Reservoir Sampling Algorithm

Reservoir Sampling Algorithm

Problem Description
The reservoir sampling algorithm is used to address the following scenario: when the length N of a data stream (or linked list) is very large and cannot be loaded into memory all at once, how can we uniformly randomly select k elements (k ≥ 1). This algorithm guarantees that each element has an equal probability of being selected, specifically k/N, requires only a single pass through the data, and has a space complexity of only O(k).


Core Idea and Steps (for k=1)
When only one element needs to be randomly selected, the algorithm steps are as follows:

  1. Initialization: Initialize the result variable res with the first element.
  2. Traversal Processing: For the i-th element (counting i from 1):
    • Decide whether to replace res with the current element with a probability of 1/i.
    • Specific operation: Generate a random number r in the range [0,1). If r < 1/i, then update res to the current element.
  3. Termination: After the traversal ends, res is the randomly selected result.

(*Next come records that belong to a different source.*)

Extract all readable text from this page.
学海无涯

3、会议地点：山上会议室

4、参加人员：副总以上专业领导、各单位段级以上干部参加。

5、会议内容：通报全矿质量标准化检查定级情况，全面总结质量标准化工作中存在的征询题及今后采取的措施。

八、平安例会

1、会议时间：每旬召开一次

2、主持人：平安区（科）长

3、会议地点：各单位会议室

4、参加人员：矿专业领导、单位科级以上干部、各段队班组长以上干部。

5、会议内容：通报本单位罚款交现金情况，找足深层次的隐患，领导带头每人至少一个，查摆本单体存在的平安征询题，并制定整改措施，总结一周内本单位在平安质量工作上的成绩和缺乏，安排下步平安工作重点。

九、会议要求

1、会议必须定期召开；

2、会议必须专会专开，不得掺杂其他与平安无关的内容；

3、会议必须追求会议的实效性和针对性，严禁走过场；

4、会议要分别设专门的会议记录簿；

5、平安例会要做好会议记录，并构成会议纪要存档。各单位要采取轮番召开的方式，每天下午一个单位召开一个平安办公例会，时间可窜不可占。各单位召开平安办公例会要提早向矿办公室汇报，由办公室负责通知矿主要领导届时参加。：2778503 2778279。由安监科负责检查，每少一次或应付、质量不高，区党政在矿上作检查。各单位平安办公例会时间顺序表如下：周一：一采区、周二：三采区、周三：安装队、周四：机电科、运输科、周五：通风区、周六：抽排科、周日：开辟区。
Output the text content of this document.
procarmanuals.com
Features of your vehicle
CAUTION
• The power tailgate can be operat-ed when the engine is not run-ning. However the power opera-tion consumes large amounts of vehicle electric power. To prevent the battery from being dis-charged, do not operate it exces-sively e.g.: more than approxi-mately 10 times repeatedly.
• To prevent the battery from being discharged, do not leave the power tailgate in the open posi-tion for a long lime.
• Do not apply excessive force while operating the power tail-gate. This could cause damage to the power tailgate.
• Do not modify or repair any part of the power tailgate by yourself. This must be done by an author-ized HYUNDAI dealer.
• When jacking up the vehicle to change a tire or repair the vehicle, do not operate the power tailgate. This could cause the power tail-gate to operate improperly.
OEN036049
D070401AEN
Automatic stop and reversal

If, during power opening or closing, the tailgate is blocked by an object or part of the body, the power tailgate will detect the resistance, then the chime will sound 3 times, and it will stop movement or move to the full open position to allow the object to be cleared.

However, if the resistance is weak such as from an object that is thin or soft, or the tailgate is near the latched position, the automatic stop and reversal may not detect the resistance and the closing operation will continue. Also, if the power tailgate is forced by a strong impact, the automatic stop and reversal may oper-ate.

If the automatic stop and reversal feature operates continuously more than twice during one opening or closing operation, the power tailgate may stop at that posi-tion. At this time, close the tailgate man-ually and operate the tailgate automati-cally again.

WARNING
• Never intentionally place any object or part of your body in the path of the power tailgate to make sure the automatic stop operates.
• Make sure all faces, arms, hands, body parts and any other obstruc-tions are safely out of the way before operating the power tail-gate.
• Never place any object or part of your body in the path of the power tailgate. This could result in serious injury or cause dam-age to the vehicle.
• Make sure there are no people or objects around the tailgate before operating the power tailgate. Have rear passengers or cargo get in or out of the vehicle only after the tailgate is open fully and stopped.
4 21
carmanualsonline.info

Why is the probability 1/N?

  • First element: Probability of being selected = 1 (selected during initialization) × [Probability of not being replaced by the 2nd element] × ... × [Probability of not being replaced by the Nth element]
    = 1 × (1 - 1/2) × (1 - 1/3) × ... × (1 - 1/N)
    = 1 × (1/2) × (2/3) × ... × ((N-1)/N) = 1/N.
  • i-th element: Probability of being selected = 1/i (selected at step i) × [Probability of not being replaced by subsequent elements]
    = 1/i × (1 - 1/(i+1)) × ... × (1 - 1/N) = 1/i × (i/(i+1)) × ... × ((N-1)/N) = 1/N.

Generalization for k ≥ 1
When k elements need to be selected, the algorithm steps are as follows:

  1. Initialization: Directly place the first k elements into the reservoir (result array res).
  2. Traversal Processing: For the i-th element (starting from i = k+1):
    • Decide whether to add the current element to the reservoir with a probability of k/i.
    • If the decision is to add, then randomly replace one element in the reservoir (choosing an index from 1 to k with equal probability).
  3. Termination: After the traversal ends, the k elements in the reservoir constitute the random sampling result.

Why is the probability of each element being selected k/N?

  • For the first k elements:
    They are definitely selected initially. When the i-th element (i > k) is added, the probability that a specific initial element gets replaced = (k/i) × (1/k) = 1/i.
    Therefore, the probability that this initial element ultimately remains = ∏(i=k+1 to N) (1 - 1/i) = k/N.
  • For the i-th element (i > k):
    Probability of being selected = k/i (selected at step i) × ∏(j=i+1 to N) [1 - (k/j) × (1/k)] (not replaced subsequently)
    = k/i × ∏(j=i+1 to N) (1 - 1/j) = k/i × (i/N) = k/N.

Example Demonstration (k=2, data stream [a,b,c,d])

  1. Initialization: res = [a, b] (i=2).
  2. Process c (i=3): Decide whether to add it with probability 2/3. If added, randomly replace one position in res.
  3. Process d (i=4): Decide whether to add it with probability 2/4. If added, randomly replace one position in res.
  4. Ultimately, each of the two elements in res has a probability of being selected equal to 2/4 = 1/2.

Key Application Scenarios

  • Random sampling from big data streams (e.g., log sampling, candidate set generation for recommendation systems).
  • Random node selection from linked lists with unknown total length (e.g., shuffling a song playlist).

Through this clever probabilistic design, the reservoir sampling algorithm achieves fair random sampling from massive data streams with minimal space usage.